Kleinere gezinseenheden zouden gemakkelijker kunnen verhuizen om economische kansen op andere gebieden te vinden. In de steeds verder ontwikkelde en uitgestrekte steden van de Verenigde Staten konden meer mensen het zich veroorloven huizen te kopen. Daarom woonden er meer atoomgezinnen in hun eigen huis dan in grotere huishoudens.

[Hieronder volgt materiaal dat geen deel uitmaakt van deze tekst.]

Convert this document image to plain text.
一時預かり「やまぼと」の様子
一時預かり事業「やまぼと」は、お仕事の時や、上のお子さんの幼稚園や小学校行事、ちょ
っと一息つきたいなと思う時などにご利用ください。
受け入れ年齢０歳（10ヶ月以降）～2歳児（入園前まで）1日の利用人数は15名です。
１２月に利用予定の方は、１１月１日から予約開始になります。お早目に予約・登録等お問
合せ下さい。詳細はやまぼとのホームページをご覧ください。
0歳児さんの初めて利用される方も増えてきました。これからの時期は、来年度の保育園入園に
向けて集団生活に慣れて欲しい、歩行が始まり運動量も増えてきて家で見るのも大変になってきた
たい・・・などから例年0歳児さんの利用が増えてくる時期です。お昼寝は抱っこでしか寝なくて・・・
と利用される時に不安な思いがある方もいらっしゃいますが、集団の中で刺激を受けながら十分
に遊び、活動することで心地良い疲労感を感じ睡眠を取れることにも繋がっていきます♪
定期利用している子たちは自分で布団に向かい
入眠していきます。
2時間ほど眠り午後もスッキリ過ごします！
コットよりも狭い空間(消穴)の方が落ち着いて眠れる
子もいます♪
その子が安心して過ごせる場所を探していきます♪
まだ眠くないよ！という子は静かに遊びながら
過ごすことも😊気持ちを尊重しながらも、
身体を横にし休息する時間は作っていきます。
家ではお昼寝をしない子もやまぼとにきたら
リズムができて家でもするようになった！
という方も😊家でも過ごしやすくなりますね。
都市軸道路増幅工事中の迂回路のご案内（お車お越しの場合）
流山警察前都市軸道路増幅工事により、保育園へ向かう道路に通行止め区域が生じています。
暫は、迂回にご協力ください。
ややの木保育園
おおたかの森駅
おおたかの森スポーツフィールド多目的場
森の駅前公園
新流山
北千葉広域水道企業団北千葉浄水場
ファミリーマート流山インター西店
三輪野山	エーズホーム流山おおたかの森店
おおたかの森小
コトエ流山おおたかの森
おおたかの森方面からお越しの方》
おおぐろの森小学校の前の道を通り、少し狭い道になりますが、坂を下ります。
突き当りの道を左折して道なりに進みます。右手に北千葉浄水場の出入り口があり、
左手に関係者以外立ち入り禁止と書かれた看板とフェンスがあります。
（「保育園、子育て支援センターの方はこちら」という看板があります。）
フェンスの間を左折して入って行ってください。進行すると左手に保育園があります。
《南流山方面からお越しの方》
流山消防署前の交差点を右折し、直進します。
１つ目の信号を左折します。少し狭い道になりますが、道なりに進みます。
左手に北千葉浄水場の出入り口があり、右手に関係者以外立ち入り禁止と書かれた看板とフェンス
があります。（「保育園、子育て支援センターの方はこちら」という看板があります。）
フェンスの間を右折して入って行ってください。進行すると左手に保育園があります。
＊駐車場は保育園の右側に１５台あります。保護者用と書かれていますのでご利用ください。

Feministen analyseren genderrollen, arbeidsverdeling en de verwachtingen van de samenleving van vrouwen. Veel vrouwen van de 20e eeuw werden ontmoedigd om buitenshuis te werken, ook al verminderden moderne apparaten de tijd die nodig was voor huishoudelijk werk.
De transformatie van landbouw naar moderne industriële banen vereiste dat één werknemer, meestal de man, het huis verliet om op een andere locatie te gaan werken. De nadruk op het nucleaire gezinsmodel betekende vaak dat elke vrouw, één per huishouden, vervolgens werd aangemoedigd om thuis te blijven en kinderen groot te brengen. Feministen maken zich zorgen over waarom gezins- en gezinsarrangementen als minder dan perfect of zelfs abnormaal worden beschouwd als ze afwijken van het nucleaire gezinsmodel.